A metal tray with colorful dishes in metal cups.
A thali featuring goat curry and other typical Nepali dishes.
Robert Sietsema/Eater NY

Cannelle Patisserie

Hidden in a fading strip mall, Cannelle is one of the city’s best and most doctrinaire French bakeries. There’s table seating, and the parade of customers is well worth watching for its amazing diversity. The raspberry almond croissant is formidable, and you won’t find fault with the napoleons, gateaux Breton, cheesecakes, or cherry-loaded Black Forest cakes, either. A small collection of sandwiches permit more savory repasts.

A flaky horn shaped pastry with powdered sugar and raspberries visible on top.
CAnnelle’s fabled raspberry almond croissant.
Robert Sietsema/Eater NY

Pizza Sam

Open since 1967 on Northern Boulevard, Pizza Sam is a father-and-son operation prone to excellence. The thick, bouncy Sicilian slice is bigger than it ought to be, overflowing with cheese. Also available: calzones in six configurations, cutlets of chicken and veal, a predictable group of baked pastas — don’t miss the baked cheese ravioli with meat sauce — and heros are further lures.

A storefront with pizza and pasta in giant red block letters.
Pizza Sam lies on a rather dull stretch of Northern Boulevard.
Robert Sietsema/Eater NY

Café Salamanca

There aren’t too many old-guard Spanish restaurants left in the city, and this Castilian spot that dates to the late 1980s is one of the better ones. Find a full roster of tapas in the elegant but timeworn dining rooms: Try in particular the paprika-dusted octopus or the well-browned tortilla, sold in its entirety rather than in wedges. Main courses emphasize seafood, of which the best is a stew called zarzuela, containing multiple fish and crustaceans, and more lobster than you might have expected.

A bucket or red sauce with seafood bobbing in it, some in shells some not.
Zarzuela at Cafe Salamanca.
Robert Sietsema/Eater NY

The Queensboro Restaurant

Open since 2018, this attempt to create the type of New American bistro common in Brooklyn and Manhattan has been met with neighborhood success. A flaming oven turns out thin-crust pizzas of an unusual sort (one comes with speck and cantaloupe). It also turns out a garlic bread covered with minced clams and grated cheese. Other dishes include a cheeseburger done to order with good fries, as well as a crème brulee scented with Earl Grey tea. The high-ceilinged dining room is a maze of small tables and big booths.

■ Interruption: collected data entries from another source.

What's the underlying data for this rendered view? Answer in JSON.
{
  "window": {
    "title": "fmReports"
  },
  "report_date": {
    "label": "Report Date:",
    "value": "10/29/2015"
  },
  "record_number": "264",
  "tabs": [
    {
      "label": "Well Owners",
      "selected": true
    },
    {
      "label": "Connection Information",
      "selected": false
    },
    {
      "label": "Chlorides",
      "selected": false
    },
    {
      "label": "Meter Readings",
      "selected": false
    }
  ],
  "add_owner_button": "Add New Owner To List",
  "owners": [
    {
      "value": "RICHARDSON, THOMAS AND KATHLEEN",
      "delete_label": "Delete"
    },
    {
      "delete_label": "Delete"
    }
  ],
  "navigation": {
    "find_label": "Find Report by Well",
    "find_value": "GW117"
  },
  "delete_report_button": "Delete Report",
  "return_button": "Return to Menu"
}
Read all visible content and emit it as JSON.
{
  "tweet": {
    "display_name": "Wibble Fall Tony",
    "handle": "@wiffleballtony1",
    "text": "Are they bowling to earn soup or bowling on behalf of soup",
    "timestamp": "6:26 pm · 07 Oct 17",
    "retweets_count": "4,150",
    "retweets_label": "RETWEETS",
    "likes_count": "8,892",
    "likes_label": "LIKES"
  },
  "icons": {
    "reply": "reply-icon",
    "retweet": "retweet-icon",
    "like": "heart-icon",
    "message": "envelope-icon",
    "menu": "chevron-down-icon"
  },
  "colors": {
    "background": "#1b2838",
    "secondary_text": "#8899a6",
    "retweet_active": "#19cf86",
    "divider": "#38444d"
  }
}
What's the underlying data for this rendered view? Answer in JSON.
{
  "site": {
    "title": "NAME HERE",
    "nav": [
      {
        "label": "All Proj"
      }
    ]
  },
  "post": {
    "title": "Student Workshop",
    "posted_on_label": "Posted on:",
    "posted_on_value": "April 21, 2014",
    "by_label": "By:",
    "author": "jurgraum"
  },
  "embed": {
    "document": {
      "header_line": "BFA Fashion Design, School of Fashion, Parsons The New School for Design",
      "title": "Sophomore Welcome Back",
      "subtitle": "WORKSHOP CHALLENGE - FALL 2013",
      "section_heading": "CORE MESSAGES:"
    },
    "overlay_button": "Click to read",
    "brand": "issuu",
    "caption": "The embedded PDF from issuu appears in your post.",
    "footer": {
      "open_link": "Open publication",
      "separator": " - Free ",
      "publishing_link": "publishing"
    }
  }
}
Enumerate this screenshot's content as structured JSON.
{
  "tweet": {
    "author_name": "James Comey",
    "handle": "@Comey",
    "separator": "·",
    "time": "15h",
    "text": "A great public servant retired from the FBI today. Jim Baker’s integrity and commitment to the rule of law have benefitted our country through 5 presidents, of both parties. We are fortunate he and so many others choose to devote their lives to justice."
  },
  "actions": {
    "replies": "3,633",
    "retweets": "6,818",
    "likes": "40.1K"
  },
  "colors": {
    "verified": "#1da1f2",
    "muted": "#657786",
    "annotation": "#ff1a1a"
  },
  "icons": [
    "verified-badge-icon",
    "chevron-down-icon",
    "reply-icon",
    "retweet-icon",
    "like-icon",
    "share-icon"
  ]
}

An amorphous and dramatically lit flatbread with parsley and minced clams on a grooved surface.
Garlic clam bread at Queensboro.
Robert Sietsema/Eater NY

El Perro

Probably the most popular snack along Northern Boulevard is the South American hot dog. This is not your New York street frank dressed with sauerkraut and mustard, but a supermarket weenie heaped with so many toppings the sausage disappears. Several restaurants specialize in them along Northern Boulevard of which a favorite is the tiniest, El Perro (“the dog”). Seven signature franks are available, dressed with ingredients like pineapple, bacon, potato chips, quail eggs, raspberry jam, and a rainbow of sauces. Other Colombian snacks and street foods are available, nearly all of them as elaborately dressed.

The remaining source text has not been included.